Speaking at a news conference, Ardern said her term would end by February 7, when she expects a new Labour prime minister will be sworn in – though “depending on the process that could be earlier.”

Ardern said that it had been a tough five and a half years as prime minister and that she was only human and needed to step aside.

“This summer, I had hoped to find a way to prepare for not just another year, but another term – because that is what this year requires. I have not been able to do that,” 

“The decision was my own,” Ardern said. “Leading a country is the most privileged job anyone could ever have, but also the most challenging. You cannot and should not do the job unless you have a full tank, plus a bit in reserve for those unplanned and unexpected challenges.”

“I no longer have enough in the tank to do the job justice,” she added.

“I know there will be much discussion in the aftermath of this decision as to what the so-called ‘real’ reason was… The only interesting angle you will find is that after going on six years of some big challenges, that I am human,” she continued. “Politicians are human. We give all that we can, for as long as we can, and then it’s time. And for me, it’s time.”

A ruling New Zealand Labour Party vote for a new leader will take place on Sunday; the party leader will be prime minister until the next general election.
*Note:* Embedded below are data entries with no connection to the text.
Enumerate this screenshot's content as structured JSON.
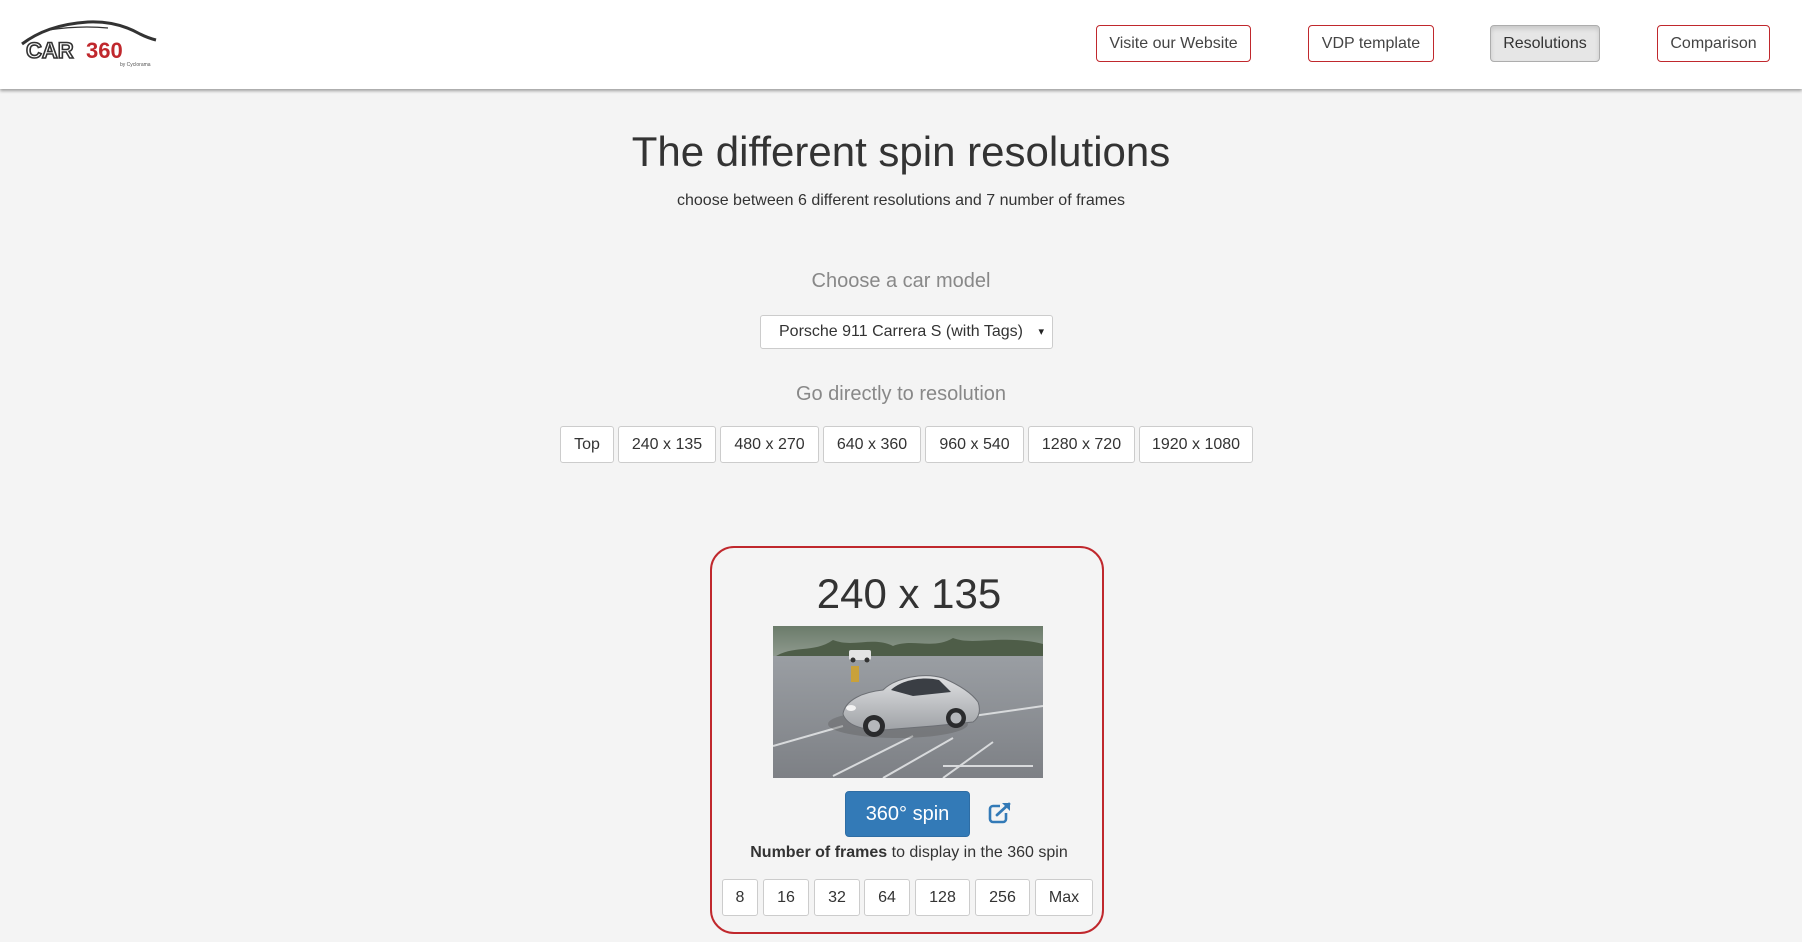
{
  "header": {
    "logo": {
      "text_car": "CAR",
      "text_360": "360",
      "byline": "by Cyclorama",
      "colors": {
        "dark": "#333333",
        "red": "#c0282d"
      }
    },
    "nav": [
      {
        "label": "Visite our Website",
        "active": false
      },
      {
        "label": "VDP template",
        "active": false
      },
      {
        "label": "Resolutions",
        "active": true
      },
      {
        "label": "Comparison",
        "active": false
      }
    ]
  },
  "main": {
    "title": "The different spin resolutions",
    "subtitle": "choose between 6 different resolutions and 7 number of frames",
    "model_label": "Choose a car model",
    "model_select": {
      "value": "Porsche 911 Carrera S (with Tags)",
      "arrow": "▾"
    },
    "resolution_label": "Go directly to resolution",
    "resolution_buttons": [
      "Top",
      "240 x 135",
      "480 x 270",
      "640 x 360",
      "960 x 540",
      "1280 x 720",
      "1920 x 1080"
    ]
  },
  "card": {
    "title": "240 x 135",
    "image_alt": "Silver Porsche 911 in a parking lot",
    "spin_button": "360° spin",
    "external_link_icon": "external-link-icon",
    "frames_bold": "Number of frames",
    "frames_rest": " to display in the 360 spin",
    "frame_buttons": [
      "8",
      "16",
      "32",
      "64",
      "128",
      "256",
      "Max"
    ]
  },
  "colors": {
    "accent_red": "#c0282d",
    "primary_blue": "#337ab7",
    "background": "#f4f4f4"
  }
}
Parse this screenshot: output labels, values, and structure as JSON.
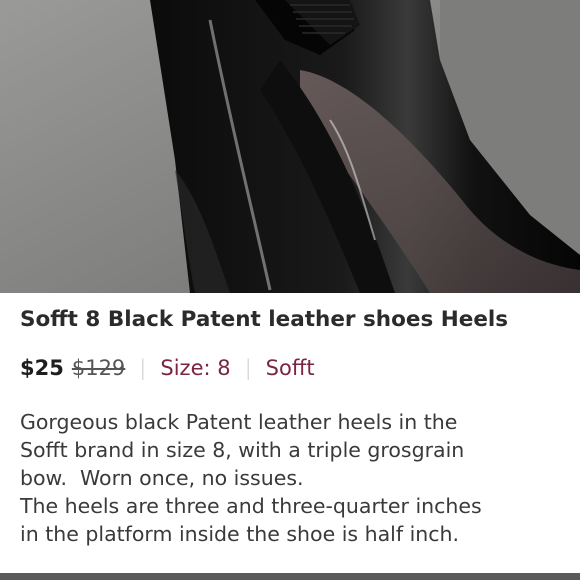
{
  "listing": {
    "title": "Sofft 8 Black Patent leather shoes Heels",
    "price": "$25",
    "original_price": "$129",
    "separator": "|",
    "size_label": "Size: 8",
    "brand": "Sofft",
    "description_lines": [
      "Gorgeous black Patent leather heels in the",
      "Sofft brand in size 8, with a triple grosgrain",
      "bow.  Worn once, no issues.",
      "The heels are three and three-quarter inches",
      "in the platform inside the shoe is half inch."
    ]
  },
  "colors": {
    "accent": "#7b2640",
    "title": "#2b2b2b",
    "body_text": "#3a3a3a"
  },
  "image": {
    "subject": "black patent leather heel with grosgrain bow"
  }
}
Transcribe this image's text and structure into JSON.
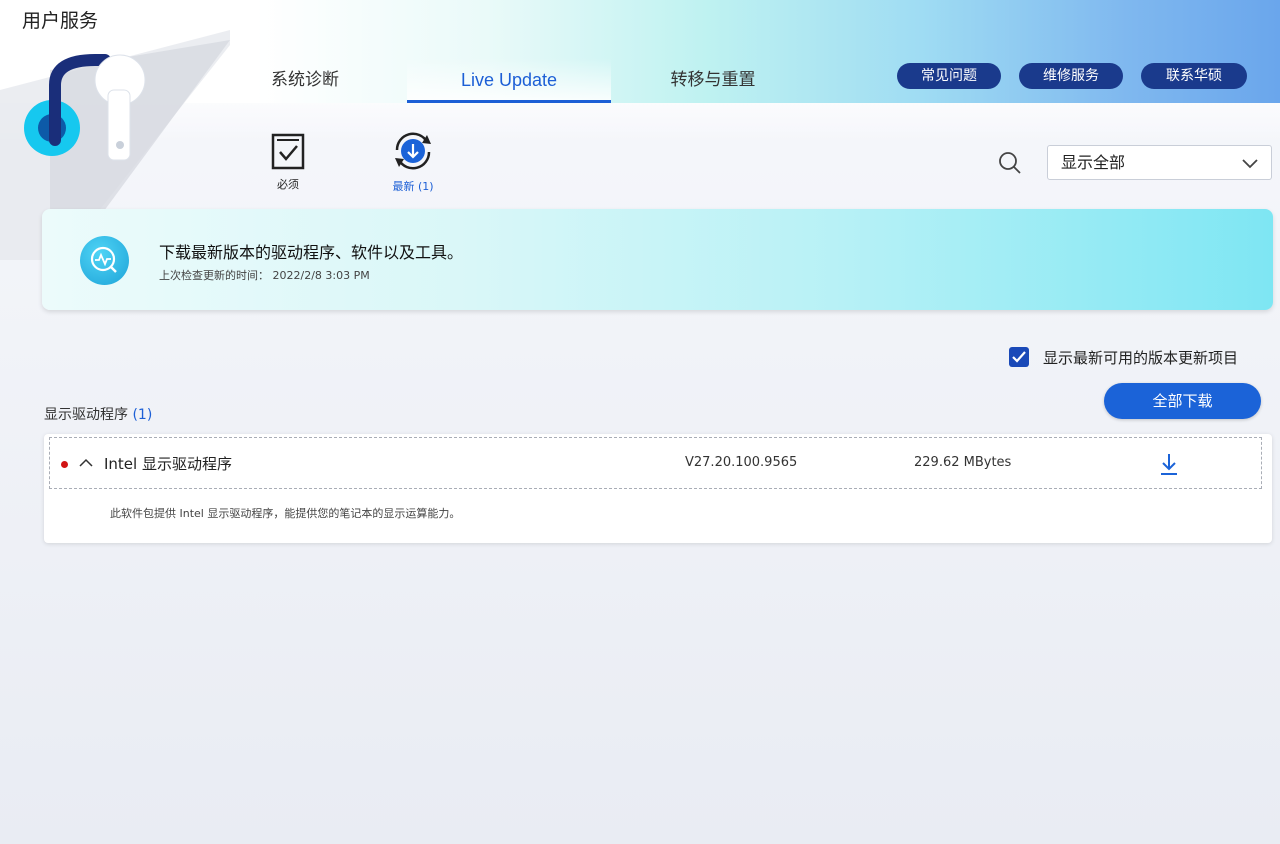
{
  "app": {
    "title": "用户服务"
  },
  "tabs": [
    {
      "label": "系统诊断"
    },
    {
      "label": "Live Update"
    },
    {
      "label": "转移与重置"
    }
  ],
  "header_buttons": [
    {
      "label": "常见问题"
    },
    {
      "label": "维修服务"
    },
    {
      "label": "联系华硕"
    }
  ],
  "toolbar": {
    "required_label": "必须",
    "latest_label": "最新",
    "latest_count": "(1)",
    "filter_value": "显示全部"
  },
  "banner": {
    "title": "下载最新版本的驱动程序、软件以及工具。",
    "last_check_label": "上次检查更新的时间：",
    "last_check_time": "2022/2/8  3:03 PM"
  },
  "options": {
    "show_latest_label": "显示最新可用的版本更新项目",
    "show_latest_checked": true,
    "download_all_label": "全部下载"
  },
  "section": {
    "title": "显示驱动程序",
    "count": "(1)"
  },
  "items": [
    {
      "name": "Intel 显示驱动程序",
      "version": "V27.20.100.9565",
      "size": "229.62 MBytes",
      "description": "此软件包提供 Intel 显示驱动程序，能提供您的笔记本的显示运算能力。"
    }
  ],
  "colors": {
    "accent": "#1c5fd6",
    "pill": "#1a3a8c",
    "checkbox": "#1a49b8",
    "status_dot": "#d11414"
  }
}
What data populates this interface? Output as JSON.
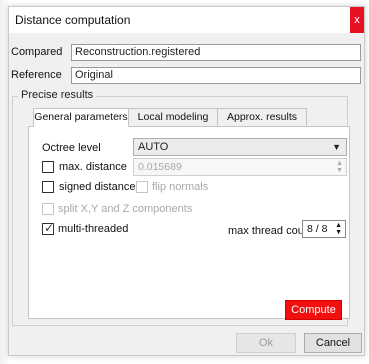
{
  "window": {
    "title": "Distance computation",
    "close_label": "x"
  },
  "fields": {
    "compared_label": "Compared",
    "compared_value": "Reconstruction.registered",
    "reference_label": "Reference",
    "reference_value": "Original"
  },
  "group_title": "Precise results",
  "tabs": [
    {
      "label": "General parameters",
      "active": true
    },
    {
      "label": "Local modeling",
      "active": false
    },
    {
      "label": "Approx. results",
      "active": false
    }
  ],
  "general": {
    "octree_label": "Octree level",
    "octree_value": "AUTO",
    "max_distance_label": "max. distance",
    "max_distance_checked": false,
    "max_distance_value": "0.015689",
    "signed_label": "signed distances",
    "signed_checked": false,
    "flip_label": "flip normals",
    "split_label": "split X,Y and Z components",
    "multithreaded_label": "multi-threaded",
    "multithreaded_checked": true,
    "max_thread_label": "max thread count",
    "max_thread_value": "8 / 8"
  },
  "buttons": {
    "compute": "Compute",
    "ok": "Ok",
    "cancel": "Cancel"
  },
  "colors": {
    "compute_bg": "#f10f0f",
    "close_bg": "#e81123"
  }
}
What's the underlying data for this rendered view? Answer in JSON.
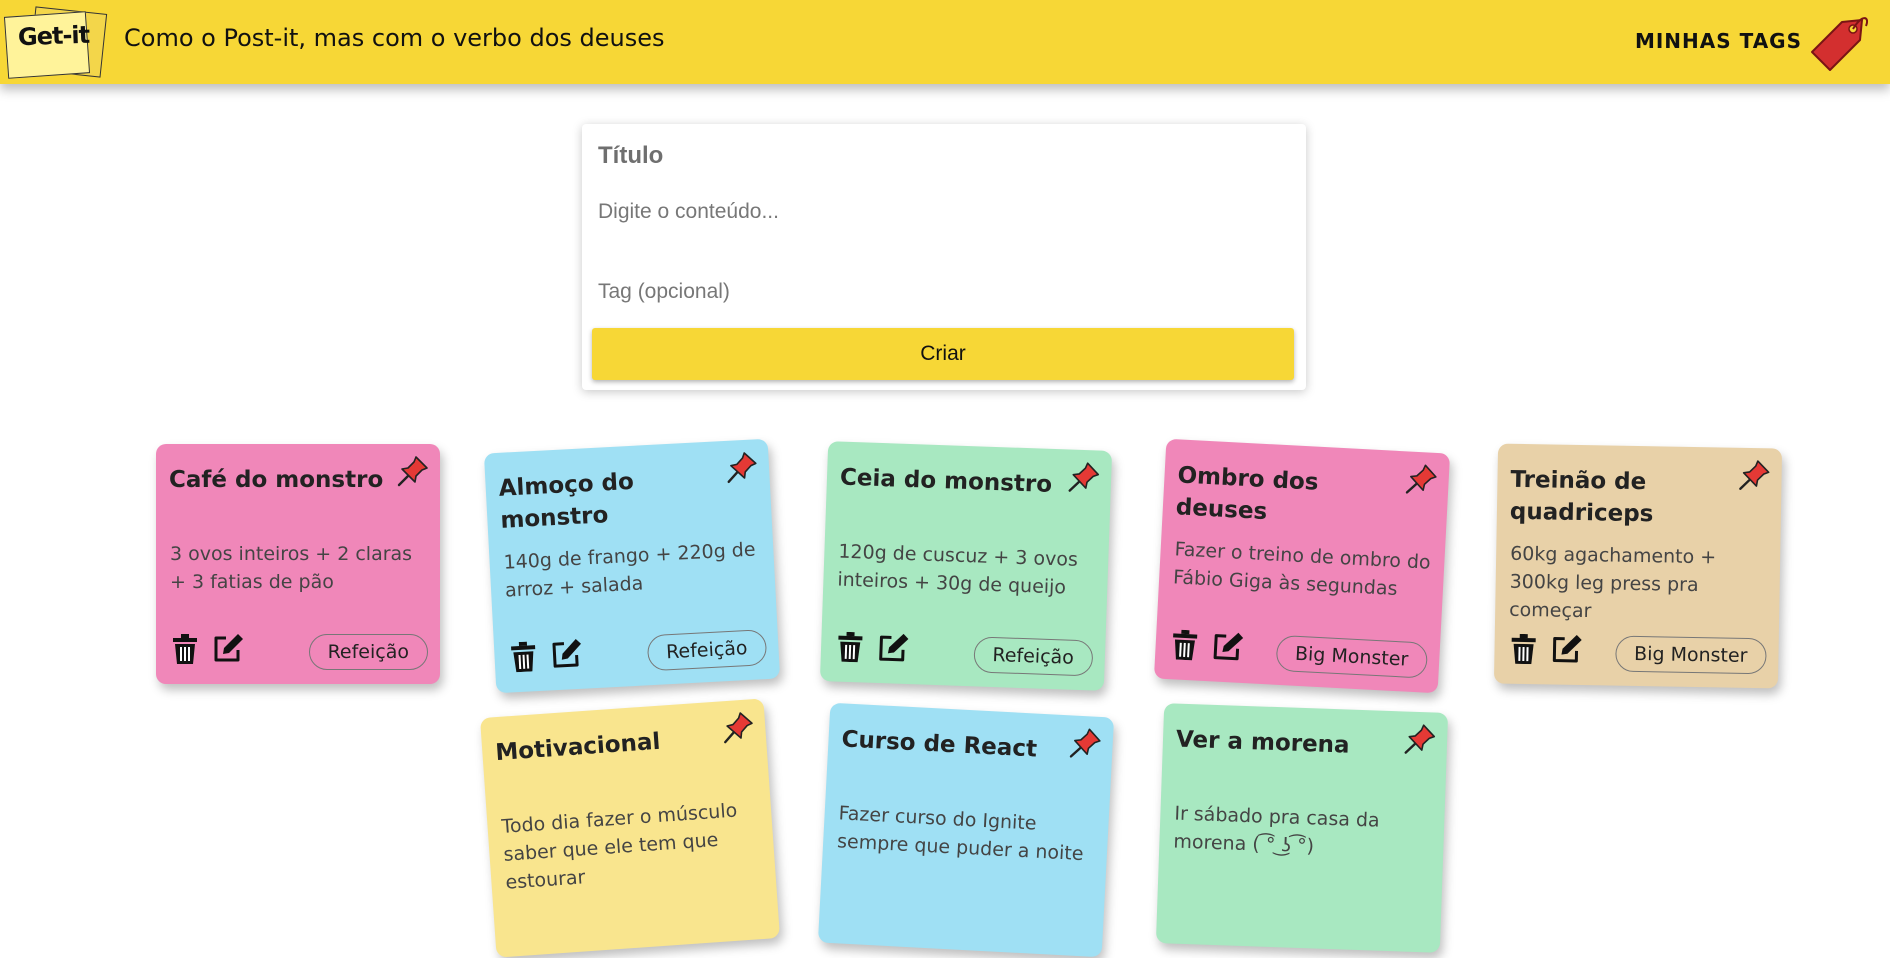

Ardern’s term as leader will conclude no later than Feb. 7 and a general election will be held on Oct. 14.

Ardern said she believed Labour would win the upcoming election.

New Zealand Deputy Prime Minister Grant Robertson, who also serves as finance minister, said in a statement he would not seek to stand as the next Labour leader.

Ardern’s successor as party leader and prime minister faces a stern test in a general election, with support for Labour falling and the country expected to go into a recession next quarter.

When Ardern became prime minister in 2017 at the age of 37, she was New Zealand’s third female leader and one of the youngest leaders in the world. Within a year, she had given birth in office – only the second world leader ever to do so.

She was re-elected for a second term in 2020, the victory buoyed by her government’s “go hard and go early” approach to the Covid-19 pandemic, which saw New Zealand impose some of the world’s strictest border rules, separating families and shutting out almost all foreigners for almost two years.